BACA JUGA: Daftar Perbandingan Laba BNI, BRI, BTN, dan Mandiri

Bank Mandiri, misalnya. Perbankan pelat merah tersebut memberikan bunga 5,55 persen fixed selama dua tahun pertama dan 6,55 persen fixed pada tiga tahun setelahnya.

Khusus pembelian rumah dari developer rekanan, ada subsidi bunga 3,55 persen fixed dua tahun pertama dan dilanjutkan 6,55 persen fixed tiga tahun setelahnya.

BACA JUGA: Moeldoko Sampaikan Pesan Penting untuk Generasi Milenial

Senior Vice President Consumer Loan PT Bank Mandiri Tbk Harry Gale menyatakan, bisnis KPR selalu menarik bagi perbankan.

Namun, tantangan utama saat ini adalah market dari generasi milenial yang mendominasi jumlah populasi.

BACA JUGA: OCBC NISP: Tahun Ini Era Rumah Primer

Yakni, mencapai 33 persen dari total 255 juta penduduk Indonesia.

”Sebab, harga tanah jauh sekali naiknya.

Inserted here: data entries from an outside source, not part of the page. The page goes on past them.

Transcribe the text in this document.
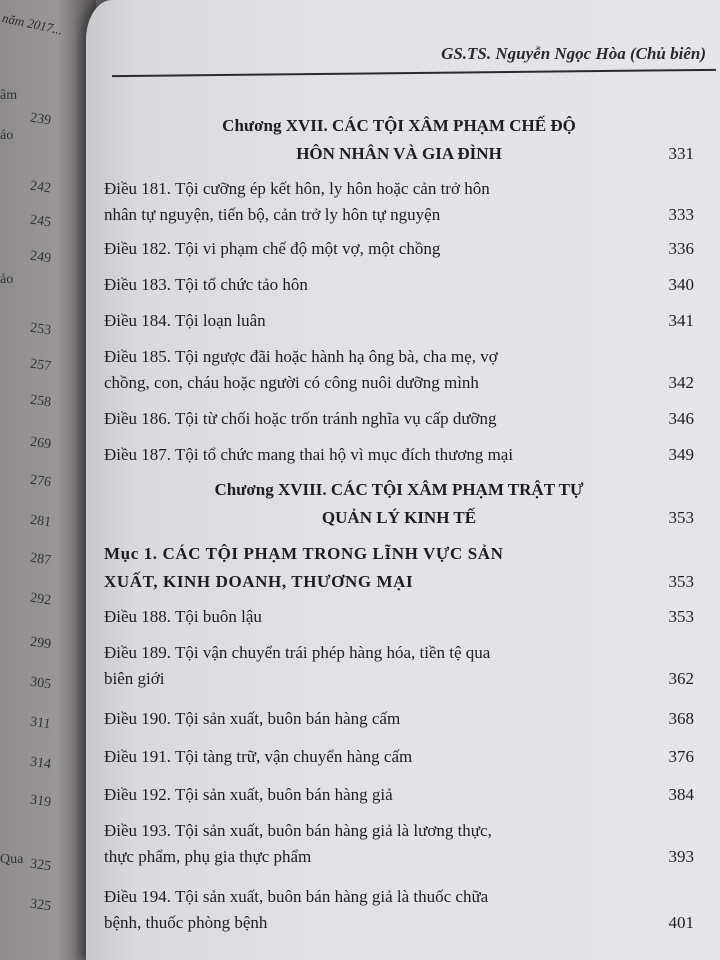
năm 2017...
âm
áo
ảo
Qua
239
242
245
249
253
257
258
269
276
281
287
292
299
305
311
314
319
325
325
GS.TS. Nguyễn Ngọc Hòa (Chủ biên)
Chương XVII. CÁC TỘI XÂM PHẠM CHẾ ĐỘ
HÔN NHÂN VÀ GIA ĐÌNH	331
Điều 181. Tội cưỡng ép kết hôn, ly hôn hoặc cản trở hôn
nhân tự nguyện, tiến bộ, cản trở ly hôn tự nguyện	333
Điều 182. Tội vi phạm chế độ một vợ, một chồng	336
Điều 183. Tội tổ chức tảo hôn	340
Điều 184. Tội loạn luân	341
Điều 185. Tội ngược đãi hoặc hành hạ ông bà, cha mẹ, vợ
chồng, con, cháu hoặc người có công nuôi dưỡng mình	342
Điều 186. Tội từ chối hoặc trốn tránh nghĩa vụ cấp dưỡng	346
Điều 187. Tội tổ chức mang thai hộ vì mục đích thương mại	349
Chương XVIII. CÁC TỘI XÂM PHẠM TRẬT TỰ
QUẢN LÝ KINH TẾ	353
Mục 1. CÁC TỘI PHẠM TRONG LĨNH VỰC SẢN
XUẤT, KINH DOANH, THƯƠNG MẠI	353
Điều 188. Tội buôn lậu	353
Điều 189. Tội vận chuyển trái phép hàng hóa, tiền tệ qua
biên giới	362
Điều 190. Tội sản xuất, buôn bán hàng cấm	368
Điều 191. Tội tàng trữ, vận chuyển hàng cấm	376
Điều 192. Tội sản xuất, buôn bán hàng giả	384
Điều 193. Tội sản xuất, buôn bán hàng giả là lương thực,
thực phẩm, phụ gia thực phẩm	393
Điều 194. Tội sản xuất, buôn bán hàng giả là thuốc chữa
bệnh, thuốc phòng bệnh	401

Tidak secepat kenaikan gaji. Jadi, harus niat benar-benar didisiplinkan keuangannya supaya bisa mencicil uang muka. Selanjutnya, baru dipikirkan angsurannya,” ujar Harry, Kamis (22/2).

Selain persoalan gaji, gaya hidup generasi milenial yang boros menjadi penghambat kemampuan membeli rumah.

Bahkan, di kota-kota besar, konsumen generasi milenial rata-rata hanya mampu membeli rumah pertama berupa rumah tapak (landed house) di pinggiran kota.

Ada pula yang membeli apartemen berukuran kecil di tengah kota yang harganya lebih terjangkau.

”Maka, bank itu harus mendorong pembelian dari mereka (generasi milenial, Red) dengan suku bunga yang ringan,” ungkap Harry.

Hingga akhir tahun lalu, Bank Mandiri menyalurkan KPR senilai Rp 39,7 triliun atau naik sebelas persen secara year-on-year (yoy).

Tahun ini Bank Mandiri menargetkan pertumbuhan KPR sebesar 15 persen.

Selain mendorong kredit dengan bunga ringan, perseroan memaksimalkan penyaluran KPR subsidi fasilitas likuiditas pembiayaan perumahan (FLPP). (rin/c20/fal)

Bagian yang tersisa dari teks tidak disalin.